O presidente Luiz Inácio Lula da Silva, ao comentar sobre o tráfico e o consumo de drogas, afirmou que seria “mais fácil”, para Brasil e Estados Unidos, “combater viciados”. Em seguida, cometeu um ato falho ao dizer: “Os usuários são responsáveis pelos traficantes, que são vítimas dos usuários também”.

As drogas são motivo de extrema preocupação para os governos, tanto pelo aspecto da saúde pública dos usuários quanto pelo tráfico.

O primeiro país a proibir a cocaína foram os Estados Unidos, em 1914. No Brasil, a primeira lei que restringiu o uso da droga, juntamente com o ópio e a morfina, surgiu em 1921 – fruto de um acordo internacional firmado em Haia dez anos antes. A maconha foi proibida em 1930, e as primeiras prisões por porte de drogas foram registradas em 1933 no Rio de Janeiro. Até então, não havia controle policial, e o consumo era tolerado em prostíbulos frequentados por jovens da classe alta.

Mesmo proibida, a cocaína nunca deixou de ser consumida.

Nos anos 1970, novas leis tentaram combater o narcotráfico colombiano, que, sob o comando de Pablo Escobar, era responsável por 80% da cocaína distribuída nos Estados Unidos. Com o dinheiro ilícito, ele construiu um império na Colômbia e comandava um exército do tráfico. Essa história já rendeu filmes e séries.

Se hoje o uso e o tráfico de drogas constituem um dos problemas mais sérios enfrentados por todos os países, nem sempre foi assim. A cocaína foi tida como poderoso medicamento para a cura de muitas doenças.

De acordo com o psicanalista argentino Emilio Rodrigué, autor da biografia Sigmund Freud, o Século da Psicanálise, o psicanalista vienense passou a consumir cocaína aos 28 anos – e manteve o hábito por mais de uma década.

Além de fazer uso, Freud foi pioneiro em registrar cientificamente os efeitos da cocaína. No século XIX, ele publicou um artigo no qual sintetizou o clima de esperança dos cientistas quanto à nova droga, vista como possível cura para várias doenças – distúrbios digestivos, fraqueza, dependência de álcool e morfina, asma, além de atuar como afrodisíaco e anestésico.

Essa descoberta abriu caminho para que Carl Koller, em 1884, entrasse para a história da medicina como o descobridor da anestesia local com substância à base de coca.

Naquele mesmo ano, nos Estados Unidos, William Stewart Halsted (1852–1922), desenvolveu um bloqueador neural por meio de injeções de cocaína em determinados nervos, conseguindo anestesiar regiões específicas do corpo.

As propagandas do fim do século XIX afirmavam que a cocaína “tornava os homens mais corajosos e enchiam as damas de vivacidade e charme”.

A droga se tornou tão popular que o papa Leão XIII (1810–1903) exibia o rótulo do Vinho Mariani, um coquetel à base de cocaína e álcool criado pelo químico francês Angelo Mariani – era a sua bebida predileta.

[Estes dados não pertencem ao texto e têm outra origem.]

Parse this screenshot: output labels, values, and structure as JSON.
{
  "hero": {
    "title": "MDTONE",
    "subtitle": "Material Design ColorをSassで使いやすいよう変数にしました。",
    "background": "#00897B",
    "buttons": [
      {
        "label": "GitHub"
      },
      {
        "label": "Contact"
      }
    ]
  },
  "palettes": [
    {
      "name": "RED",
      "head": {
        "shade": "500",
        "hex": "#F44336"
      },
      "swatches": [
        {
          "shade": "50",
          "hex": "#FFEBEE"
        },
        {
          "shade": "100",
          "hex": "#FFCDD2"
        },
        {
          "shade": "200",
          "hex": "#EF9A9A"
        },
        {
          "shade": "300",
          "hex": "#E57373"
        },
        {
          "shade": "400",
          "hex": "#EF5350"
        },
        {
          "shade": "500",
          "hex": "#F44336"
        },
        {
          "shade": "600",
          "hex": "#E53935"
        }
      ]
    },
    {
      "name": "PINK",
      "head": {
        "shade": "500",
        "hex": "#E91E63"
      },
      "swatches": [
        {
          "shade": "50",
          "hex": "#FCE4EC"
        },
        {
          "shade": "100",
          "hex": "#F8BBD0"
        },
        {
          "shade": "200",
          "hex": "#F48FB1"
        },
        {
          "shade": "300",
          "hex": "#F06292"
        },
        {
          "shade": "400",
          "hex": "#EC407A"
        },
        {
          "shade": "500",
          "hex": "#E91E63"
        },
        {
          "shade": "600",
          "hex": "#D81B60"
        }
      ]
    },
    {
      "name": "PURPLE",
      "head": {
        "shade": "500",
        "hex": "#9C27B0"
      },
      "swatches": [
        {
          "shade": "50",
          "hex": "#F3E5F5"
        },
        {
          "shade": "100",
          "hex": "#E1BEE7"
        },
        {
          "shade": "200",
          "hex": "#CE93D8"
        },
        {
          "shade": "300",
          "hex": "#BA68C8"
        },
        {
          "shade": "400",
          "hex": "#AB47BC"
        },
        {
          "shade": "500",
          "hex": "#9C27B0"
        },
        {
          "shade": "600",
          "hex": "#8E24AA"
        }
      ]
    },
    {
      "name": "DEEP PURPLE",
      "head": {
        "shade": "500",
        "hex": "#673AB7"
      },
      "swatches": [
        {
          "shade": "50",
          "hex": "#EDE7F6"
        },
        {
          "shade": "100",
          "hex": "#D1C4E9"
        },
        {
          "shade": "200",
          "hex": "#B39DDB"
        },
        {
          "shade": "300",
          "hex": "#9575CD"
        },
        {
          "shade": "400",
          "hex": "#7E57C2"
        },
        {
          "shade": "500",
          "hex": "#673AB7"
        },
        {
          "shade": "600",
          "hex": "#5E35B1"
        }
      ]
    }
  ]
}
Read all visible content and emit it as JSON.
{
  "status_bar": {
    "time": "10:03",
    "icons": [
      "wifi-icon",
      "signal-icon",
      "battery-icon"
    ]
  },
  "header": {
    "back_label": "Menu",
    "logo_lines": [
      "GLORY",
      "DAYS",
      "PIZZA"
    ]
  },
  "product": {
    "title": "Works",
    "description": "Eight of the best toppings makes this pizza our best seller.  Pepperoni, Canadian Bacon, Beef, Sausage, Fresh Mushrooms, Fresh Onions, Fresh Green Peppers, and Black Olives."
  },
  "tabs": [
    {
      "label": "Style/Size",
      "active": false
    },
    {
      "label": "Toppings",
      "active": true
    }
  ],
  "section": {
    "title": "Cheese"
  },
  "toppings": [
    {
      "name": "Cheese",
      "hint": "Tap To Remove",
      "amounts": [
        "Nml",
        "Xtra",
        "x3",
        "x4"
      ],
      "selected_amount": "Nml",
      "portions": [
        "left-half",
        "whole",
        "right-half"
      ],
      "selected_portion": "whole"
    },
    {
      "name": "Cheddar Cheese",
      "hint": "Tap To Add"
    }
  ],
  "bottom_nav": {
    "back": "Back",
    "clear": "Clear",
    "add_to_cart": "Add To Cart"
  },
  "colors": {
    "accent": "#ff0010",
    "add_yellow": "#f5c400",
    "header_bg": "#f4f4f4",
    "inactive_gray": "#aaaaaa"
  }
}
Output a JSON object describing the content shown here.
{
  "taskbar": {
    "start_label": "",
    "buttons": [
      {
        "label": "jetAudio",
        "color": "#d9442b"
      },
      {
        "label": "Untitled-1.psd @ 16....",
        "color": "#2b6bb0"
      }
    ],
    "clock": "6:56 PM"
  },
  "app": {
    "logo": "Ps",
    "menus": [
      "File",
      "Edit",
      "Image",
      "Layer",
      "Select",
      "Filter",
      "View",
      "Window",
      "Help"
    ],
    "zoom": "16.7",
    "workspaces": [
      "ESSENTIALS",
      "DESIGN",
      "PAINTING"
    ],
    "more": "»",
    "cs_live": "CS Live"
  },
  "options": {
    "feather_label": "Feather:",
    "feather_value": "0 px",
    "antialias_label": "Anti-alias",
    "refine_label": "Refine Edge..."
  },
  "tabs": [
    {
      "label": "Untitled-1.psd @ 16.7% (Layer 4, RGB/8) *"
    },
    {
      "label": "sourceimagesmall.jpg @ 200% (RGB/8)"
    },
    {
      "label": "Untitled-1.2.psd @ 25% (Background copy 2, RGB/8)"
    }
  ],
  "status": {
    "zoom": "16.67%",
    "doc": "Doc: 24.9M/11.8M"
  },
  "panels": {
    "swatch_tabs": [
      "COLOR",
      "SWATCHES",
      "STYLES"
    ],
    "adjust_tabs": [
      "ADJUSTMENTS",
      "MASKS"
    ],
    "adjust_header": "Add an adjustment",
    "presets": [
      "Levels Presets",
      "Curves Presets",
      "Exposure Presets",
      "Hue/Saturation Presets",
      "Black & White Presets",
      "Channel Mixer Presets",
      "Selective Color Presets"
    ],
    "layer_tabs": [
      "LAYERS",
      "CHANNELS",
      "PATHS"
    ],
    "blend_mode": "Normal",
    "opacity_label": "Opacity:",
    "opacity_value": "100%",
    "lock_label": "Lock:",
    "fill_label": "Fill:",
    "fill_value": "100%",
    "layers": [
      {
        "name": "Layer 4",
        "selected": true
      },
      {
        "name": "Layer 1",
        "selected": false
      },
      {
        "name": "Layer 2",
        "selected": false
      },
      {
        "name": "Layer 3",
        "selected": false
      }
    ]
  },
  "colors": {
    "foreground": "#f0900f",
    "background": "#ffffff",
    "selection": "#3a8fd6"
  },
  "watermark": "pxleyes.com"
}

O químico francês foi um dos primeiros a fazer fortuna com a cocaína. O “vinho do papa” conquistou rapidamente intelectuais e celebridades entre os quais Júlio Verne, Henrik Ibsen, Alexandre Dumas e Thomas Edison.

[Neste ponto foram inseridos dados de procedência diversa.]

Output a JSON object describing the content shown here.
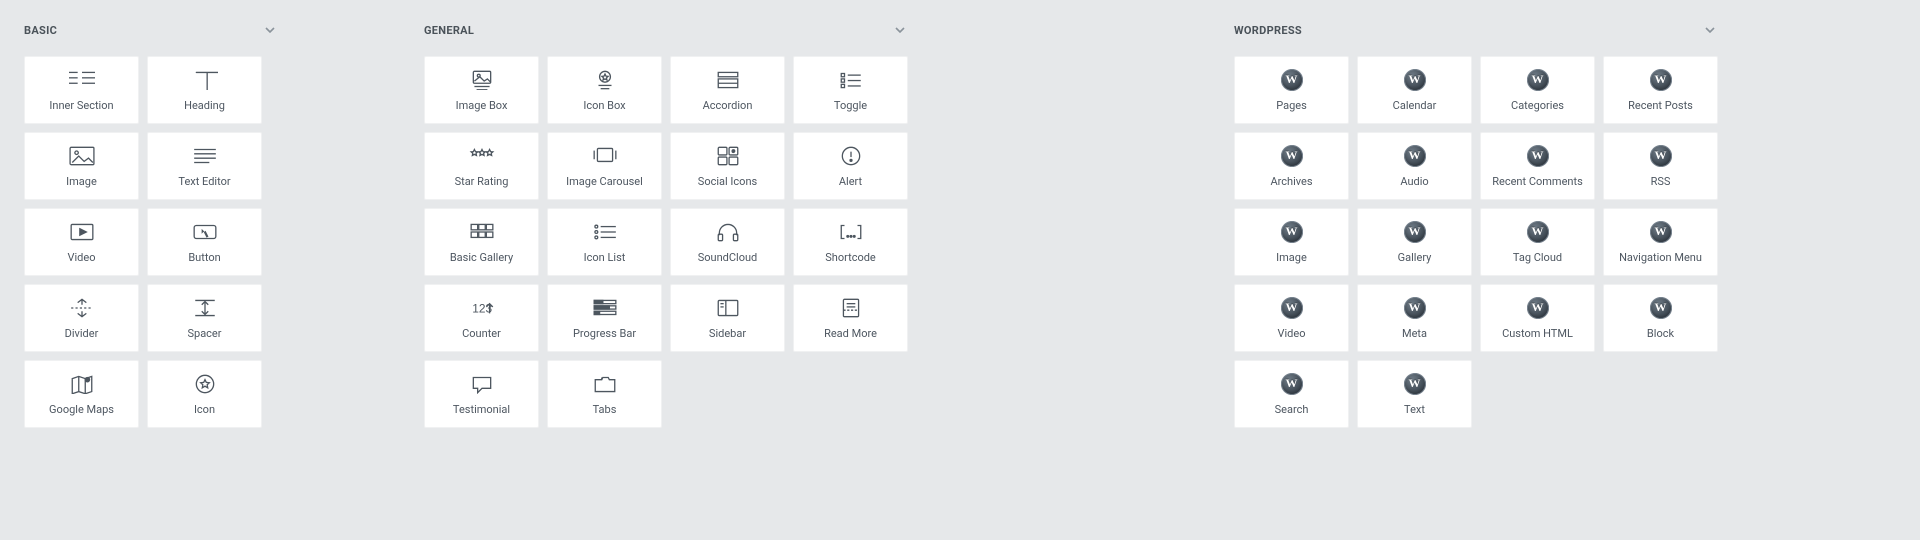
{
  "panels": {
    "basic": {
      "title": "BASIC",
      "widgets": [
        {
          "id": "inner-section",
          "label": "Inner Section",
          "icon": "inner-section"
        },
        {
          "id": "heading",
          "label": "Heading",
          "icon": "heading"
        },
        {
          "id": "image",
          "label": "Image",
          "icon": "image"
        },
        {
          "id": "text-editor",
          "label": "Text Editor",
          "icon": "text-editor"
        },
        {
          "id": "video",
          "label": "Video",
          "icon": "video"
        },
        {
          "id": "button",
          "label": "Button",
          "icon": "button"
        },
        {
          "id": "divider",
          "label": "Divider",
          "icon": "divider"
        },
        {
          "id": "spacer",
          "label": "Spacer",
          "icon": "spacer"
        },
        {
          "id": "google-maps",
          "label": "Google Maps",
          "icon": "maps"
        },
        {
          "id": "icon",
          "label": "Icon",
          "icon": "star-circle"
        }
      ]
    },
    "general": {
      "title": "GENERAL",
      "widgets": [
        {
          "id": "image-box",
          "label": "Image Box",
          "icon": "image-box"
        },
        {
          "id": "icon-box",
          "label": "Icon Box",
          "icon": "icon-box"
        },
        {
          "id": "accordion",
          "label": "Accordion",
          "icon": "accordion"
        },
        {
          "id": "toggle",
          "label": "Toggle",
          "icon": "toggle"
        },
        {
          "id": "star-rating",
          "label": "Star Rating",
          "icon": "stars"
        },
        {
          "id": "image-carousel",
          "label": "Image Carousel",
          "icon": "carousel"
        },
        {
          "id": "social-icons",
          "label": "Social Icons",
          "icon": "social"
        },
        {
          "id": "alert",
          "label": "Alert",
          "icon": "alert"
        },
        {
          "id": "basic-gallery",
          "label": "Basic Gallery",
          "icon": "gallery"
        },
        {
          "id": "icon-list",
          "label": "Icon List",
          "icon": "icon-list"
        },
        {
          "id": "soundcloud",
          "label": "SoundCloud",
          "icon": "headphones"
        },
        {
          "id": "shortcode",
          "label": "Shortcode",
          "icon": "shortcode"
        },
        {
          "id": "counter",
          "label": "Counter",
          "icon": "counter"
        },
        {
          "id": "progress-bar",
          "label": "Progress Bar",
          "icon": "progress"
        },
        {
          "id": "sidebar",
          "label": "Sidebar",
          "icon": "sidebar"
        },
        {
          "id": "read-more",
          "label": "Read More",
          "icon": "readmore"
        },
        {
          "id": "testimonial",
          "label": "Testimonial",
          "icon": "testimonial"
        },
        {
          "id": "tabs",
          "label": "Tabs",
          "icon": "tabs"
        }
      ]
    },
    "wordpress": {
      "title": "WORDPRESS",
      "widgets": [
        {
          "id": "wp-pages",
          "label": "Pages"
        },
        {
          "id": "wp-calendar",
          "label": "Calendar"
        },
        {
          "id": "wp-categories",
          "label": "Categories"
        },
        {
          "id": "wp-recent-posts",
          "label": "Recent Posts"
        },
        {
          "id": "wp-archives",
          "label": "Archives"
        },
        {
          "id": "wp-audio",
          "label": "Audio"
        },
        {
          "id": "wp-recent-comments",
          "label": "Recent Comments"
        },
        {
          "id": "wp-rss",
          "label": "RSS"
        },
        {
          "id": "wp-image",
          "label": "Image"
        },
        {
          "id": "wp-gallery",
          "label": "Gallery"
        },
        {
          "id": "wp-tag-cloud",
          "label": "Tag Cloud"
        },
        {
          "id": "wp-nav-menu",
          "label": "Navigation Menu"
        },
        {
          "id": "wp-video",
          "label": "Video"
        },
        {
          "id": "wp-meta",
          "label": "Meta"
        },
        {
          "id": "wp-custom-html",
          "label": "Custom HTML"
        },
        {
          "id": "wp-block",
          "label": "Block"
        },
        {
          "id": "wp-search",
          "label": "Search"
        },
        {
          "id": "wp-text",
          "label": "Text"
        }
      ]
    }
  }
}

Três séculos antes, a planta da coca já havia chegado à Europa por meio dos navegadores espanhóis. Por sorte, ela não despertou grande interesse, pois as folhas chegavam murchas e perdiam suas propriedades durante a longa viagem.

No final do século XIX, uma paciente de Freud morreu de overdose. A partir daí, os relatos sobre os malefícios da cocaína se multiplicaram, e a comunidade científica abandonou de vez o uso da droga como medicamento.

Não obstante, a cocaína ainda tem uso medicinal, como anestésico tópico, mas extremamente limitado e com rigoroso controle por profissionais de saúde.

Além disso, qualquer pessoa que desembarque no Peru toma chá de folhas de coca ou consome balas feitas com a planta para inibir os efeitos da altitude.